Zor gelir insana tecrübeli olup iş arama sürecine girmek, hele de benim gibi şehir değiştirip çevrenizin ve iş imkanlarının nispeten kısıtlı olduğu bir yerde iş arıyorsanız. Bir de üzerine, 2 ay öncesine kadar işe alımcı koltuğunda oturan bir İK’cı iken, masanın karşısına geçip aday koltuğunda oturuyorsanız bir başka tuhaftır, onu da bir ara anlatırım 🙂

Ben ve benim gibi iş arayışı aktif olan arkadaşlar farkındadırlar, şu sıralar piyasanın ne kadar durgun olduğunun. Seçim öncesi ülkenin ve ekonominin geleceğinin belirsiz olması sebebiyle bekleme sürecine giren şirketler, şimdi de yılsonuna yaklaşmamız dolayısıyla kapanışlar, bütçeler, gelecek yıla ait perspektif çalışmaları gibi operasyonel eylemler sebebiyle işe alım süreçlerini yavaşlatmış hatta dondurmuş durumda. Haliyle bu durum, iş arayan arkadaşlarımda hayal kırıklığı ve umutsuzluk baş göstermesine sebep olmuş olabilir. Ben de bu aralar fazlaca meşgul olduğum iş arama faaliyetlerim hakkında bir şeyler karalamak istedim bugün.

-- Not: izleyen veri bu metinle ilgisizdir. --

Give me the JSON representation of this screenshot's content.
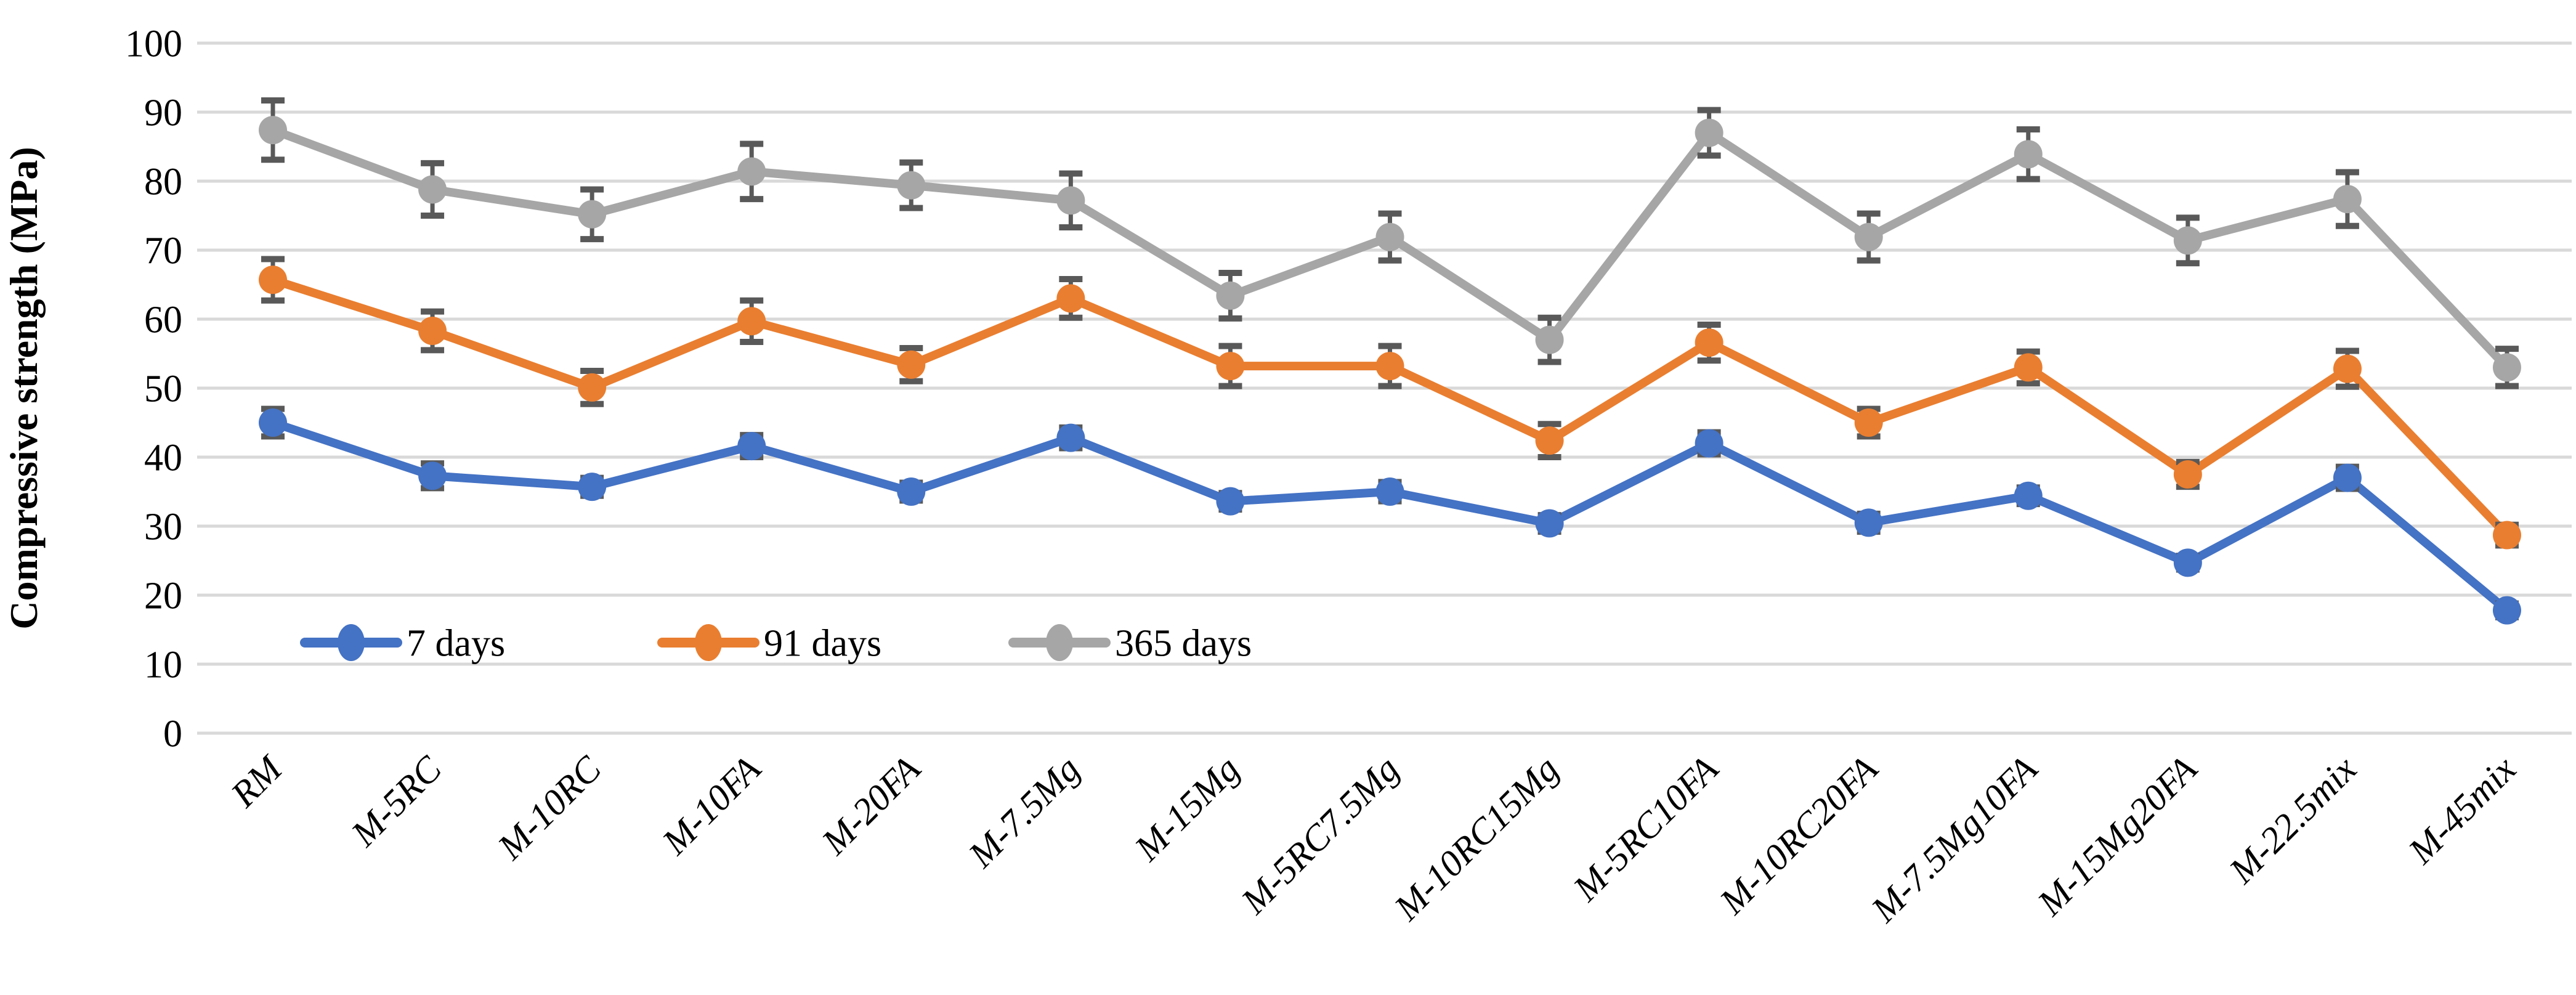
{
  "figure": {
    "background": "#FFFFFF"
  },
  "chart_data": {
    "type": "line",
    "title": "",
    "xlabel": "",
    "ylabel": "Compressive strength (MPa)",
    "ylim": [
      0,
      100
    ],
    "yticks": [
      0,
      10,
      20,
      30,
      40,
      50,
      60,
      70,
      80,
      90,
      100
    ],
    "grid": "horizontal",
    "gridline_color": "#D9D9D9",
    "error_bar_color": "#595959",
    "legend_position": "inside-bottom-left",
    "marker": "circle",
    "categories": [
      "RM",
      "M-5RC",
      "M-10RC",
      "M-10FA",
      "M-20FA",
      "M-7.5Mg",
      "M-15Mg",
      "M-5RC7.5Mg",
      "M-10RC15Mg",
      "M-5RC10FA",
      "M-10RC20FA",
      "M-7.5Mg10FA",
      "M-15Mg20FA",
      "M-22.5mix",
      "M-45mix"
    ],
    "series": [
      {
        "name": "7 days",
        "color": "#4472C4",
        "values": [
          45.0,
          37.3,
          35.7,
          41.6,
          35.0,
          42.8,
          33.6,
          35.0,
          30.4,
          42.0,
          30.5,
          34.4,
          24.7,
          37.0,
          17.8
        ],
        "errors": [
          2.0,
          1.8,
          1.3,
          1.6,
          1.3,
          1.5,
          1.2,
          1.4,
          1.2,
          1.6,
          1.3,
          1.2,
          1.0,
          1.6,
          1.0
        ]
      },
      {
        "name": "91 days",
        "color": "#E97E30",
        "values": [
          65.7,
          58.3,
          50.1,
          59.7,
          53.4,
          63.0,
          53.2,
          53.2,
          42.4,
          56.6,
          45.0,
          53.0,
          37.5,
          52.8,
          28.7
        ],
        "errors": [
          3.0,
          2.8,
          2.4,
          3.0,
          2.4,
          2.8,
          2.9,
          2.9,
          2.4,
          2.6,
          2.0,
          2.3,
          1.8,
          2.6,
          1.5
        ]
      },
      {
        "name": "365 days",
        "color": "#A6A6A6",
        "values": [
          87.4,
          78.8,
          75.2,
          81.4,
          79.4,
          77.2,
          63.4,
          71.9,
          57.0,
          87.0,
          71.9,
          83.9,
          71.4,
          77.4,
          53.0
        ],
        "errors": [
          4.3,
          3.8,
          3.6,
          4.0,
          3.3,
          3.9,
          3.3,
          3.4,
          3.2,
          3.3,
          3.4,
          3.6,
          3.3,
          3.9,
          2.7
        ]
      }
    ]
  }
}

İş aramaya başlarken yapacağınız ilk şey, plan ve strateji oluşturmak. “Ne istiyorum, ne hedefliyorum, önceliklerim neler, şirketlerde hangi özellikleri arıyorum, hangi pozisyonlara başvuru yapacağım, kariyer hedefime, nitelik ve tecrübelerime en uygun iş hangisi, beni mutlu edecek iş tanımı nedir” gibi sorular iş arama planını oluşturmak için ilk adımdır. Zaten bu kriterlere göre bulduğunuz iş ilanlarını okurken bile işin size uygun olup olmadığını anlıyorsunuz.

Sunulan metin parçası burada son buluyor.